As for the timeout error I have left this to {curl} to handle, which may not be an option in your case.

# in my function init:
network <- as.logical(Sys.getenv("NETWORK_UP", unset = TRUE)) # dummy variable to allow testing of network

# actual evaluation 
if (httr::http_error(remote_file) | !network) { # network is down = message (not an error anymore)
   message("No internet connection or data source broken.")
   return(NULL)
} else { # network is up = proceed to download via curl
   message("RCzechia: downloading remote dataset.")
   curl::curl_download(url = remote_file, destfile = local_file, quiet = T)
} # /if - network up or down
 
# in my tests
Sys.setenv("NETWORK_UP" = FALSE)
expect_message(chr_uzemi(), "internet") # message about faulty internet connection
Sys.setenv("NETWORK_UP" = TRUE)
2 Likes

Thank you, very helpful to know that you can simulate a no-network situation for testing.

I was thinking something similar like curl::has_internet() to check if the network is down.
However, I would split them like that.

if (curl::has_internet()) {
   message("No internet connection")
   return(NULL)
}
if (httr::http_error(remote_file)) {
   message("Data source broken.")
   return(NULL)
}

I think httr::http_error() would throw an error if there is not internet connection, right?

Food for thought here!

Yes, this makes perfect sense - in fact more sense than my original solution, as httr::http_error() will throw an error (and not the desired message) in case of a non working internet (I have just checked).

You mind if I steal your approach? I promise to modify it slightly though, to check for failed internet (working is ok...)

Thanks a lot!

if (!curl::has_internet()) {
   message("No internet connection")
   return(NULL)
}

Yeah definitely, take the whole thing.

OK, copied & pasted :slight_smile:

For testting, you have a testthat helper to skip the test if offline. See testthat::skip_if_offline(host = "r-project.org")

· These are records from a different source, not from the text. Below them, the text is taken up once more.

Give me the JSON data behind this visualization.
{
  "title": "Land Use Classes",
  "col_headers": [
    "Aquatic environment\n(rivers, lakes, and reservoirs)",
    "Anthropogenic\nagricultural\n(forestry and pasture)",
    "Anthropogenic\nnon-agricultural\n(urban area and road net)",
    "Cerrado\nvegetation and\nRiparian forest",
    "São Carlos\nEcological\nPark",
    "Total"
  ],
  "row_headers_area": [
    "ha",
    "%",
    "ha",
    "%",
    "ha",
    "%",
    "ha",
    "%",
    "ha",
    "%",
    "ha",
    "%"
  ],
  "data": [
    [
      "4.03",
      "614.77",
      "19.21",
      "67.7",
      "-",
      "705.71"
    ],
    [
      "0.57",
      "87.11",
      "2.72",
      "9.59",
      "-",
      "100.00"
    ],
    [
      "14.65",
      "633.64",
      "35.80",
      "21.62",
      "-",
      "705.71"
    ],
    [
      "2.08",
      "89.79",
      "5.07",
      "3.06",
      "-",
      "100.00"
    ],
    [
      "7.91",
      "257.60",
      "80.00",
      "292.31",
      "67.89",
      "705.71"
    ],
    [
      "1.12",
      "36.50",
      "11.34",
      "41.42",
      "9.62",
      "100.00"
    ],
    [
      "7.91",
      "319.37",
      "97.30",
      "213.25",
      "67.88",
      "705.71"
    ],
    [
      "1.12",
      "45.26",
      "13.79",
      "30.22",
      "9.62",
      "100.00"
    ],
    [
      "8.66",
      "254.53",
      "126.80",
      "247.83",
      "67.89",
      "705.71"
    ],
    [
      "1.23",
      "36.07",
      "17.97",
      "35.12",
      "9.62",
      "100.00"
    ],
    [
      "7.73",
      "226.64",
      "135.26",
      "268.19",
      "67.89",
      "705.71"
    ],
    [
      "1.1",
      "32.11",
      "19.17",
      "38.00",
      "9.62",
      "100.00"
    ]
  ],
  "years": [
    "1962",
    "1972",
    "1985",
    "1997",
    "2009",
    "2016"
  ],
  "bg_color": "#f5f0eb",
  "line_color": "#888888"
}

I use it to check connectivity for a host before running the test code.

3 Likes

Well, I gave it some thought, and this is the best I come up with to conform with CRAN policy.

library(httr)
library(curl)

gracefully_fail <- function(remote_file) {
  try_GET <- function(x, ...) {
    tryCatch(
      GET(url = x, timeout(1), ...),
      error = function(e) conditionMessage(e),
      warning = function(w) conditionMessage(w)
    )
  }
  is_response <- function(x) {
    class(x) == "response"
  }
  
  # First check internet connection
  if (!curl::has_internet()) {
    message("No internet connection.")
    return(invisible(NULL))
  }
  # Then try for timeout problems
  resp <- try_GET(remote_file)
  if (!is_response(resp)) {
    message(resp)
    return(invisible(NULL))
  }
  # Then stop if status > 400
  if (httr::http_error(resp)) { 
    message_for_status(resp)
    return(invisible(NULL))
  }
  
  # If you are using rvest as I do you can easily read_html in the response
  xml2::read_html(resp)
}

gracefully_fail("http://httpbin.org/status/404") # http >400
#> Not Found (HTTP 404).
gracefully_fail("http://httpbin.org/delay/2") # Timeout
#> Timeout was reached: [httpbin.org] Operation timed out after 1000 milliseconds with 0 bytes received
gracefully_fail("http://httpbin.org") #OK
#> {html_document}
#> <html lang="en">
#> [1] <head>\n<meta http-equiv="Content-Type" content="text/html; charset=UTF-8 ...
#> [2] <body>\n    <a href="https://github.com/requests/httpbin" class="github-c ...

Of course, in a package I would change timeout(1) with timeout(10).

7 Likes

This is fantastic. I need to revamp the way some of my packages work and this is just what I needed.